In der Verwaltungsstreitsache hat der 6. Senat des Bundesverwaltungsgerichts
am 21. November 2006
durch den Vorsitzenden Richter am Bundesverwaltungsgericht
Dr. Bardenhewer und die Richter am Bundesverwaltungsgericht Dr. Hahn und Dr. Graulich
beschlossen:

  1. Die weitere Beschwerde der Antragstellerin gegen den Beschluss des Schleswig-Holsteinischen Oberverwaltungsgerichts vom 24. Oktober 2006 wird verworfen.
  2. Die Antragstellerin trägt die Kosten des Beschwerdeverfahrens.

Gründe

1 1. Die weitere Beschwerde nach § 17a Abs. 4 Satz 4 und 5 GVG ist unzulässig und deshalb zu verwerfen.

2 Die Antragstellerin begehrt vorläufigen Rechtsschutz hinsichtlich der Vergabe eines Bauauftrags durch die Antragsgegnerin an ein Konkurrenzunternehmen. Das Verwaltungsgericht hat den Rechtsweg zu den Verwaltungsgerichten für unzulässig erklärt und den Rechtsstreit an ein Landgericht verwiesen.
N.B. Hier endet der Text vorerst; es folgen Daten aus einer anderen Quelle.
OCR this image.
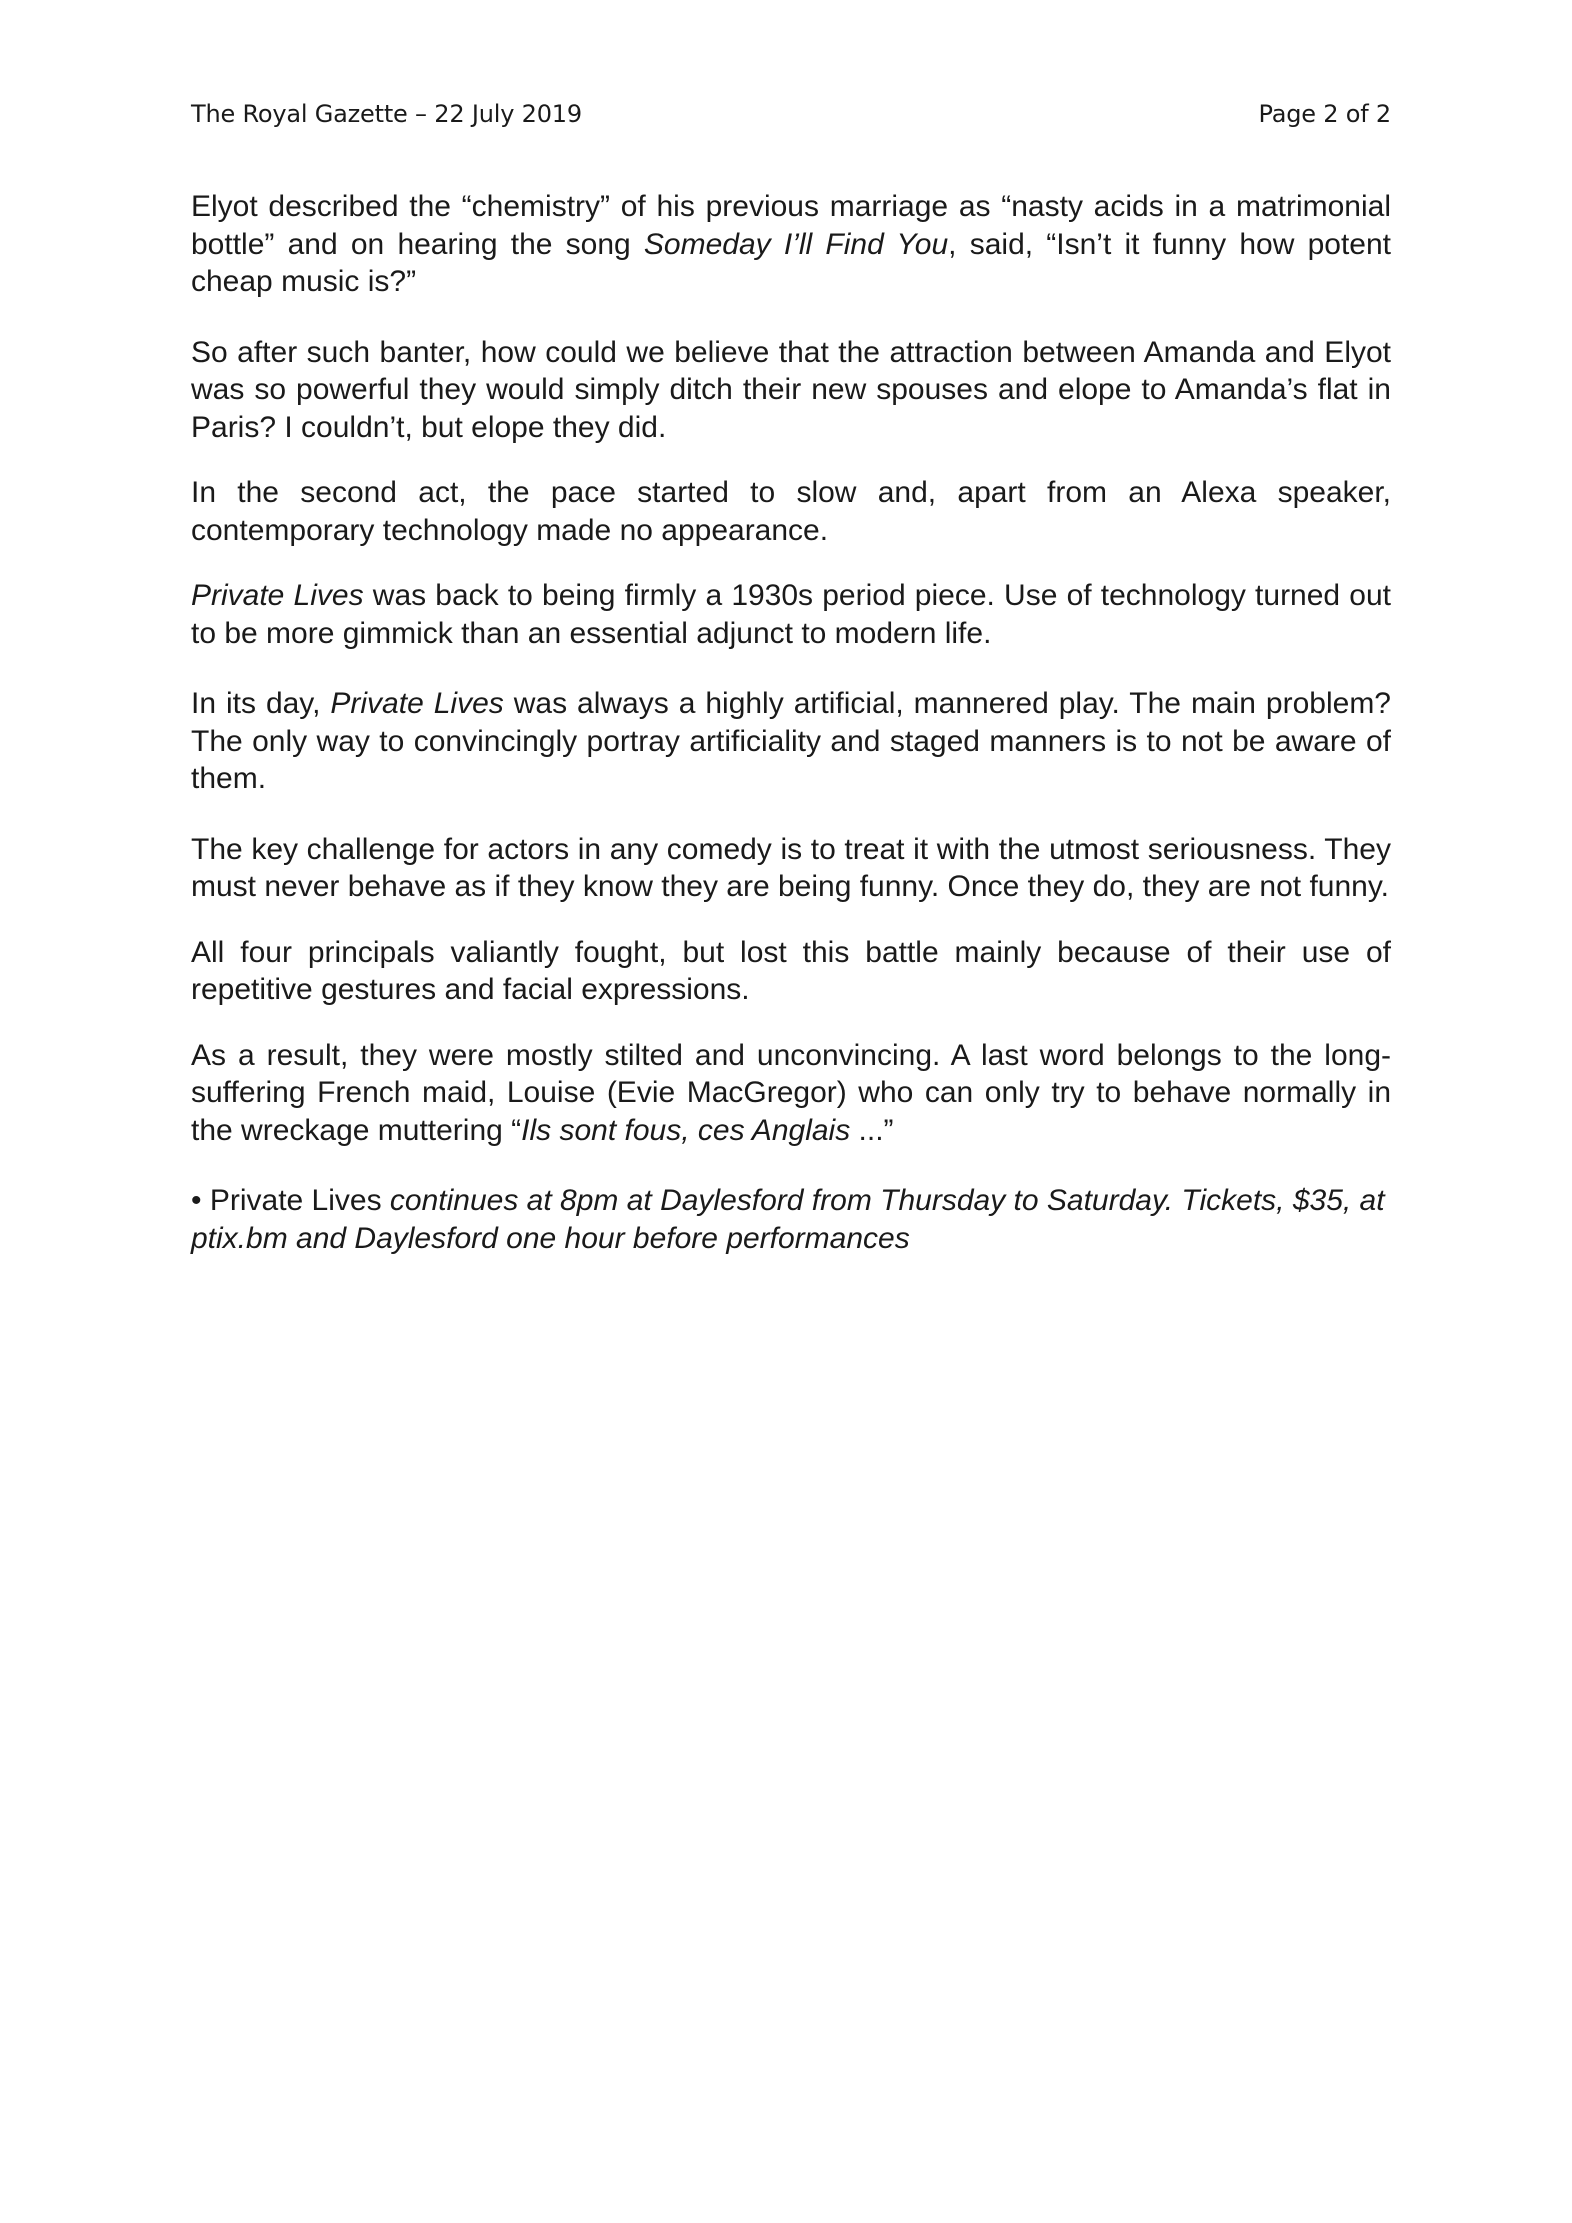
The Royal Gazette – 22 July 2019	Page 2 of 2

Elyot described the “chemistry” of his previous marriage as “nasty acids in a matrimonial bottle” and on hearing the song Someday I’ll Find You, said, “Isn’t it funny how potent cheap music is?”

So after such banter, how could we believe that the attraction between Amanda and Elyot was so powerful they would simply ditch their new spouses and elope to Amanda’s flat in Paris? I couldn’t, but elope they did.

In the second act, the pace started to slow and, apart from an Alexa speaker, contemporary technology made no appearance.

Private Lives was back to being firmly a 1930s period piece. Use of technology turned out to be more gimmick than an essential adjunct to modern life.

In its day, Private Lives was always a highly artificial, mannered play. The main problem? The only way to convincingly portray artificiality and staged manners is to not be aware of them.

The key challenge for actors in any comedy is to treat it with the utmost seriousness. They must never behave as if they know they are being funny. Once they do, they are not funny.

All four principals valiantly fought, but lost this battle mainly because of their use of repetitive gestures and facial expressions.

As a result, they were mostly stilted and unconvincing. A last word belongs to the long-suffering French maid, Louise (Evie MacGregor) who can only try to behave normally in the wreckage muttering “Ils sont fous, ces Anglais ...”

• Private Lives continues at 8pm at Daylesford from Thursday to Saturday. Tickets, $35, at ptix.bm and Daylesford one hour before performances
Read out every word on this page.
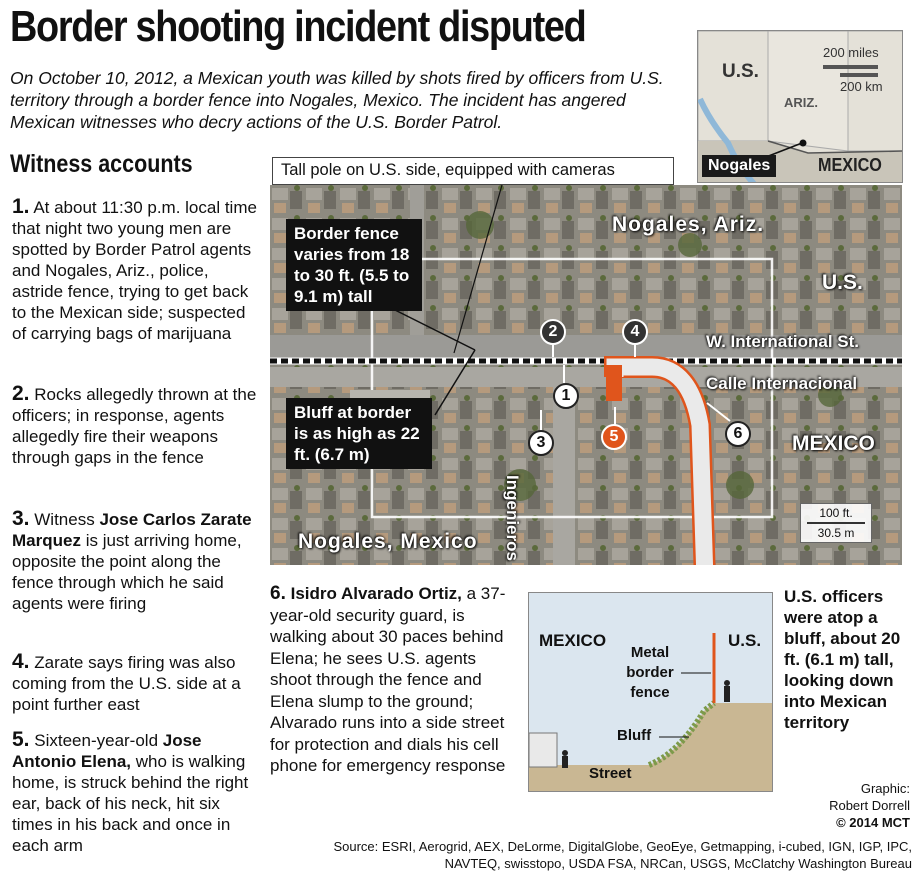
Border shooting incident disputed
On October 10, 2012, a Mexican youth was killed by shots fired by officers from U.S. territory through a border fence into Nogales, Mexico. The incident has angered Mexican witnesses who decry actions of the U.S. Border Patrol.
Witness accounts
1. At about 11:30 p.m. local time that night two young men are spotted by Border Patrol agents and Nogales, Ariz., police, astride fence, trying to get back to the Mexican side; suspected of carrying bags of marijuana
2. Rocks allegedly thrown at the officers; in response, agents allegedly fire their weapons through gaps in the fence
3. Witness Jose Carlos Zarate Marquez is just arriving home, opposite the point along the fence through which he said agents were firing
4. Zarate says firing was also coming from the U.S. side at a point further east
5. Sixteen-year-old Jose Antonio Elena, who is walking home, is struck behind the right ear, back of his neck, hit six times in his back and once in each arm
200 miles
200 km
U.S.
ARIZ.
MEXICO
Nogales
Tall pole on U.S. side, equipped with cameras
Nogales, Ariz.
U.S.
W. International St.
Calle Internacional
MEXICO
Ingenieros
Nogales, Mexico
Border fence varies from 18 to 30 ft. (5.5 to 9.1 m) tall
Bluff at border is as high as 22 ft. (6.7 m)
2	4
1
3	5	6
100 ft.
30.5 m
6. Isidro Alvarado Ortiz, a 37-year-old security guard, is walking about 30 paces behind Elena; he sees U.S. agents shoot through the fence and Elena slump to the ground; Alvarado runs into a side street for protection and dials his cell phone for emergency response
MEXICO	U.S.
Metal border fence
Bluff
Street
U.S. officers were atop a bluff, about 20 ft. (6.1 m) tall, looking down into Mexican territory
Graphic:
Robert Dorrell
© 2014 MCT
Source: ESRI, Aerogrid, AEX, DeLorme, DigitalGlobe, GeoEye, Getmapping, i-cubed, IGN, IGP, IPC, NAVTEQ, swisstopo, USDA FSA, NRCan, USGS, McClatchy Washington Bureau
Das Oberverwaltungsgericht hat durch den angefochtenen Beschluss die Beschwerde der Antragstellerin dagegen zurückgewiesen und die (weitere) Beschwerde zugelassen.

3 Die Beschwerde ist nicht wegen der Bindungswirkung des angefochtenen Beschlusses gemäß § 17a Abs. 4 Satz 6 GVG zulässig. Nach dieser Vorschrift ist der oberste Gerichtshof des Bundes an die Zulassung der Beschwerde gebunden. Diese Bindung beschränkt sich wie bei einer Revisionszulassung (dazu Beschluss vom 28. März 2006 - BVerwG 6 C 13.05 - NVwZ-RR 2006, 580) auf die Zulassungsentscheidung als eine von mehreren Zulässigkeitsvoraussetzungen. § 17a Abs. 4 Satz 6 GVG verfolgt den Zweck, dass eine Überprüfung der Zulassungsentscheidung bei einer ihrer Natur nach beschwerdefähigen Entscheidung nicht stattfinden soll. Die Bindungswirkung geht darüber nicht hinaus. Alle weiteren Zulässigkeitsvoraussetzungen bleiben davon unberührt.

4 Die Entscheidung des Oberverwaltungsgerichts über die Zurückweisung der Beschwerde gegen einen erstinstanzlichen Beschluss, durch den der Rechtsweg in einem einstweiligen Rechtsschutzverfahren für unzulässig erklärt worden ist, unterliegt nicht der (weiteren) Beschwerde an das Bundesverwaltungsgericht. Dies hat der Senat aus folgenden Gründen bereits mehrfach entschieden (Beschlüsse vom 8. August 2006 - BVerwG 6 B 65.06 - DVBl 2006, 1249 und vom 4. September 2006 - BVerwG 6 B 68.06 -).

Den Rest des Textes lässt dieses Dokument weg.